Other than the firm but polite "no," the only other possible option I see is to respond to the promise of future work by saying you'll consider a slight rate reduction on a bulk deal. If they can pony up three or four assignments at a reasonable (albeit lower) rate, it might be worth considering. Otherwise – no.
A resounding NO (ha ha), I never fear the reaction I'll get to declining a job offer. I used to, but I don't anymore. In fact, I just said no to a project and therefore lost out on some good money, but my sanity thanks me, even if it doesn't realize it. The client wanted me to write 200 math problems, the issue being they are all due by the end of the month, and splitting the project up with another writer was not an option. So I declined, lost out on a pretty nice chunk of change in the process, but ensured I don't have to scramble my butt off for the next three weeks and/or put other projects on hold or rush to squeeze them in. No isn't always a matter of price, although for me, those types of nos are the easiest.

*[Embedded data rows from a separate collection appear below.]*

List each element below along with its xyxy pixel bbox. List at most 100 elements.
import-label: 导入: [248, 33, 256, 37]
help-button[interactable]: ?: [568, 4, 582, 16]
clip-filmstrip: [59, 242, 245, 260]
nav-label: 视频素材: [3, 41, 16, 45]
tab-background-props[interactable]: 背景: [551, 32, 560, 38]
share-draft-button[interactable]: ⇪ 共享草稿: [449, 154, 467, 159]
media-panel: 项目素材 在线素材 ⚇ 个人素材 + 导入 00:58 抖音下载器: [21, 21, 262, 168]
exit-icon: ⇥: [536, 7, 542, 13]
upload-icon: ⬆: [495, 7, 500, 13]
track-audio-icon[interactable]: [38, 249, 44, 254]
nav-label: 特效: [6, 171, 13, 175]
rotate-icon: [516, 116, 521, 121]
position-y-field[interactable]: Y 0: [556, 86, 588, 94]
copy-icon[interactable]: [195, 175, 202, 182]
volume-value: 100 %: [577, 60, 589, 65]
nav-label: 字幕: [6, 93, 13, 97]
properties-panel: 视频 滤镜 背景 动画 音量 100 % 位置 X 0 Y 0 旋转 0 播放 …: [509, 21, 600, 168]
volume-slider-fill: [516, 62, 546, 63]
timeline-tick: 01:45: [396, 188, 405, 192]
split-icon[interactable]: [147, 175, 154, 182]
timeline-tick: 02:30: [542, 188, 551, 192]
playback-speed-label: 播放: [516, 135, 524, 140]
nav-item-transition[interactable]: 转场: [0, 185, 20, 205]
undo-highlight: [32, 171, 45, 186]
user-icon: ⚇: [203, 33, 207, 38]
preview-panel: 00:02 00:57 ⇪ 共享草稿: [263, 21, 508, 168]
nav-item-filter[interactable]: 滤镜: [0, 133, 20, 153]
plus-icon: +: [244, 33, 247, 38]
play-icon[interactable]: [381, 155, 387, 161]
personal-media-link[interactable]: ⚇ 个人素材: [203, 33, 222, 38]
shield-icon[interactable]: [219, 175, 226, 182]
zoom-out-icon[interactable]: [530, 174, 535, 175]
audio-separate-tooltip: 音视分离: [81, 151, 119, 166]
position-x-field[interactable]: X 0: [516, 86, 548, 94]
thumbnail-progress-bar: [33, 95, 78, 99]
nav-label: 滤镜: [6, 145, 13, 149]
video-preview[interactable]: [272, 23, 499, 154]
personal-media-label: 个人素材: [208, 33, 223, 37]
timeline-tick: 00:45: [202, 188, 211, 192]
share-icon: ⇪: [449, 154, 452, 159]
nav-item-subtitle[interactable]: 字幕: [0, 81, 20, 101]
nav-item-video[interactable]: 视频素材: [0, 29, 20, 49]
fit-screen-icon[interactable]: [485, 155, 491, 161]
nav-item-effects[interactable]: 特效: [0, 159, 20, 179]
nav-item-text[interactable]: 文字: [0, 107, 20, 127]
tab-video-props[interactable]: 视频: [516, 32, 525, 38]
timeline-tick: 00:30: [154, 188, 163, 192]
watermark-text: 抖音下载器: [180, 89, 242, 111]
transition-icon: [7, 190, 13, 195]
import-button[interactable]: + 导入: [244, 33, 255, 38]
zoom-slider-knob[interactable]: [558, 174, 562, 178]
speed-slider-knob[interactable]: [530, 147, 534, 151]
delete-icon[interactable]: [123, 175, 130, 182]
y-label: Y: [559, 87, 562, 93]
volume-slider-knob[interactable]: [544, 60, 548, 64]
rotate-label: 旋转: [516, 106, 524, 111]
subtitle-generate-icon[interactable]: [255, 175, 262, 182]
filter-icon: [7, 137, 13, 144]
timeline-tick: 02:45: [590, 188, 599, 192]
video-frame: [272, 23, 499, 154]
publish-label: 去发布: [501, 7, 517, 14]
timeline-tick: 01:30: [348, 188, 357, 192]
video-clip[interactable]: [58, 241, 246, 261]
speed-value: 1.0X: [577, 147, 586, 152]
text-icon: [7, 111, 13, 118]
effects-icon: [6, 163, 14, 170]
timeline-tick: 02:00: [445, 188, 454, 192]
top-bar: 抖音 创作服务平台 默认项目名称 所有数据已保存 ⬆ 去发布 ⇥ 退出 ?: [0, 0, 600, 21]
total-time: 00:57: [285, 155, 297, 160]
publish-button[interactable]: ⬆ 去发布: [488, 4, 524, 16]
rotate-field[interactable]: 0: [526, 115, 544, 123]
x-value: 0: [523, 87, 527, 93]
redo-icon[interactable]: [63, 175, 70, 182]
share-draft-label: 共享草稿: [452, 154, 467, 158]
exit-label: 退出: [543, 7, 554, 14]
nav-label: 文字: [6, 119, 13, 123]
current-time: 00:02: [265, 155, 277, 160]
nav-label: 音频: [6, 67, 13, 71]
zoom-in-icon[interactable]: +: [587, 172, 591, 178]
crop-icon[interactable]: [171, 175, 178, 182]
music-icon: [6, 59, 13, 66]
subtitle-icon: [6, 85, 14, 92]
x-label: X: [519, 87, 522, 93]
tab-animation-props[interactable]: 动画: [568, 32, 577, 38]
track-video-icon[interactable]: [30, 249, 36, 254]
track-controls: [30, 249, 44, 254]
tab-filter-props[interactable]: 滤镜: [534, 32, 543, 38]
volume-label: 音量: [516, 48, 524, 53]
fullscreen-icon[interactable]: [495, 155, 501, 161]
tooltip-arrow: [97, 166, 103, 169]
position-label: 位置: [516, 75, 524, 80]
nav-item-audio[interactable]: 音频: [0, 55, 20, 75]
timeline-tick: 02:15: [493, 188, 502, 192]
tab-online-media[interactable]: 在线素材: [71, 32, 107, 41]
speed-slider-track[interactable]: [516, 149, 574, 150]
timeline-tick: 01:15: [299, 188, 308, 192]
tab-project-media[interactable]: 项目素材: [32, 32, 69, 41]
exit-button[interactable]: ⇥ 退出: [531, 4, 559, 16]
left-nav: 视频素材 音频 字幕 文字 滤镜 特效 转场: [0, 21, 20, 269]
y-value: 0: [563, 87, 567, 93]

Cathy, more bad decisions have come from Catholic guilt (trust me – I know!)….
Ashley, an example of why you're right – I had a client to whom I said no. The response was to walk away (my response). The result – they came back later and agreed quickly to MY price. Happily ever after. 🙂
Good approach, Paula. If it's contracted work, no problem in giving a slight break. The key words – "contracted" and "slight."
Kathy, I did something similar. They wanted the article last week – when I was out. I had a day to put it together. I said no. I know my own limits. I lost out on that one, but not on the one I have due with them next week.
You did right by yourself. We all need to do that more often.
I forgot to mention that my sister, the graphic designer, decided to sign up for a class that teaches business women how to more effectively and directly communicate and negotiate with men.
Something tells me her decision to take the class stems from a major jerk she had to deal with a couple months ago. He blamed his mistakes on her (and the printer she hired to do the job) even though all of the documentation shows he approved every single thing he was upset about.
I lost a very promising client last year by saying no. I had just started work on their project when my contact apologetically told me a higher-up had decided I needed to do an additional article for the fee I was getting. It wasn't a small addition to my workload, it was doubling it; so I said no and that this should have been decided before they signed my bid letter. Relations became frosty and they treated me as if I had pulled a fast one on them. It was really uncomfortable. I think they were mostly offended that I didn't cave – and I was mostly offended that they assumed I would!
It was one client. The world is full of other clients. Losing their business didn't hurt me as much as becoming a doormat freelancer would.
I think you dodged a bullet on that one, Valerie. If you had a contract and they came back after it was signed and wanted to change the terms, what's to stop them from doing the same thing next time?
Would someone go into a fancy restaurant, order a $20 steak, and then say since it cost so much they should get two steaks?
Stacy, I love that comparison. It would be like saying "Well, I decided I wanted the lobster, too. So go ahead and add that one without increasing the price."
Valerie, doesn't it make you wonder if they'd be upset if their clients did that same thing? If they cannot behave like professionals, they don't need to call back. Just pay the invoice and move along.
I've had that client too, Paula. It's frustrating. They change things, introduce errors, then blame the writer, who's unable to change their minds on those changes in the first place.
All great comments… I've also had prospective clients apologize when they can't meet my rate… I've never really had one yell at me.